As a starting step, manufacturers can assess potential risks involved in the manufacturing process. For example, recycled raw materials or reused solvents are at a higher risk of harbouring impurities. A detailed review of the manufacturing process can present opportunities for modification, especially for new or developing projects.
For existing products or those in the pipeline, performing a quick initial screen for impurities using low resolution tandem MS methods can accelerate the testing timeline. If impurities are detected during the screening process, manufacturers can then use highly sensitive analytical technologies to quantify any contamination and ensure that the impurity levels remain within acceptable FDA limits.
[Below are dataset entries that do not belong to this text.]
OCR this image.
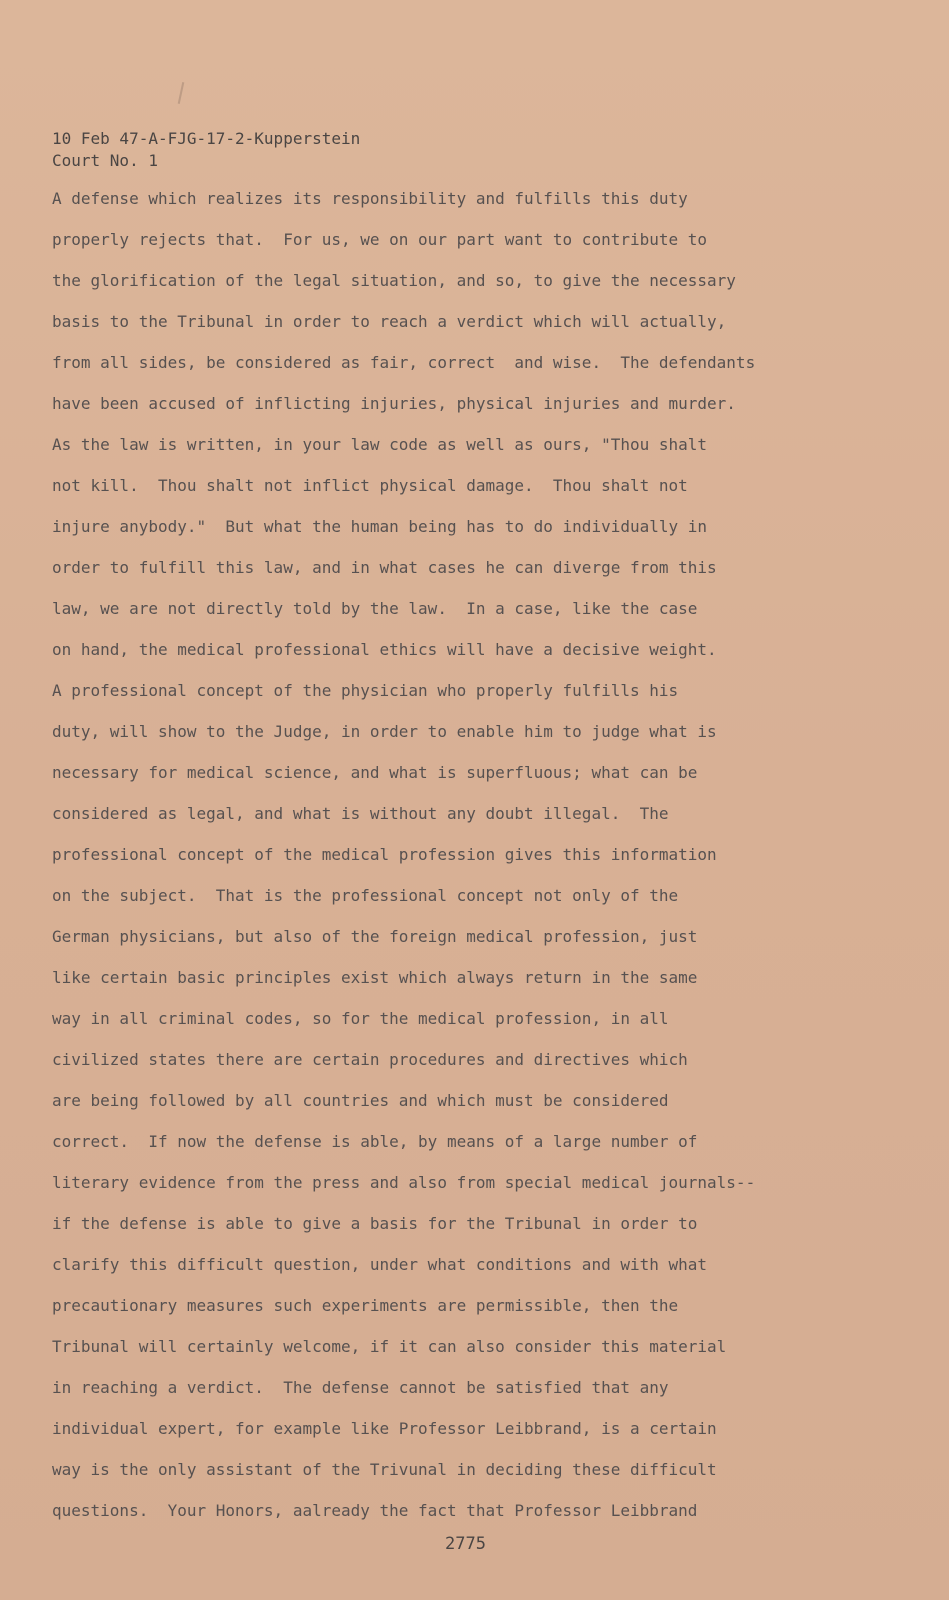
10 Feb 47-A-FJG-17-2-Kupperstein
Court No. 1
A defense which realizes its responsibility and fulfills this duty
properly rejects that.  For us, we on our part want to contribute to
the glorification of the legal situation, and so, to give the necessary
basis to the Tribunal in order to reach a verdict which will actually,
from all sides, be considered as fair, correct  and wise.  The defendants
have been accused of inflicting injuries, physical injuries and murder.
As the law is written, in your law code as well as ours, "Thou shalt
not kill.  Thou shalt not inflict physical damage.  Thou shalt not
injure anybody."  But what the human being has to do individually in
order to fulfill this law, and in what cases he can diverge from this
law, we are not directly told by the law.  In a case, like the case
on hand, the medical professional ethics will have a decisive weight.
A professional concept of the physician who properly fulfills his
duty, will show to the Judge, in order to enable him to judge what is
necessary for medical science, and what is superfluous; what can be
considered as legal, and what is without any doubt illegal.  The
professional concept of the medical profession gives this information
on the subject.  That is the professional concept not only of the
German physicians, but also of the foreign medical profession, just
like certain basic principles exist which always return in the same
way in all criminal codes, so for the medical profession, in all
civilized states there are certain procedures and directives which
are being followed by all countries and which must be considered
correct.  If now the defense is able, by means of a large number of
literary evidence from the press and also from special medical journals--
if the defense is able to give a basis for the Tribunal in order to
clarify this difficult question, under what conditions and with what
precautionary measures such experiments are permissible, then the
Tribunal will certainly welcome, if it can also consider this material
in reaching a verdict.  The defense cannot be satisfied that any
individual expert, for example like Professor Leibbrand, is a certain
way is the only assistant of the Trivunal in deciding these difficult
questions.  Your Honors, aalready the fact that Professor Leibbrand
2775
Above all, manufacturers will need to stay updated on developing FDA guidelines. As the investigation and testing on nitrosamine contamination continues, new findings may identify further impurity sources, subsequently informing decisions in the manufacturing process.
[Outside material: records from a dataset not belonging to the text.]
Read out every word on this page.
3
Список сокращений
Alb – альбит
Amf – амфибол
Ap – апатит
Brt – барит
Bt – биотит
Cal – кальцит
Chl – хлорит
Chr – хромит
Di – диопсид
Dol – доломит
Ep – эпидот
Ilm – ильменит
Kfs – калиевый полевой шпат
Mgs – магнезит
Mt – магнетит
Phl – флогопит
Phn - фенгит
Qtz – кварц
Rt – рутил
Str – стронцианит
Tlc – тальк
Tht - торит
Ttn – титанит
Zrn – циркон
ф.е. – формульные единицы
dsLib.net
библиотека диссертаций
The presence of nitrosamines in commercially available drugs is a critical sign that we need to reassess the sensitivity of our analytical methods when detecting potentially harmful impurities … even at low levels. Recent product recalls for widely used drugs, such as ranitidine and ARBs, serve as a cautionary reminder to identify unknown risks and mitigate them before entering the market.
With a commitment to maintain patient safety, the pharmaceutical community will need to ensure nitrosamine levels in their API or drug products are well within acceptable FDA limits. By using analytical methods based on modern HRAM mass spectrometers, as recommended by the FDA, manufacturers can reliably obtain accurate and fast results to detect and quantify impurities to comply with the regulations.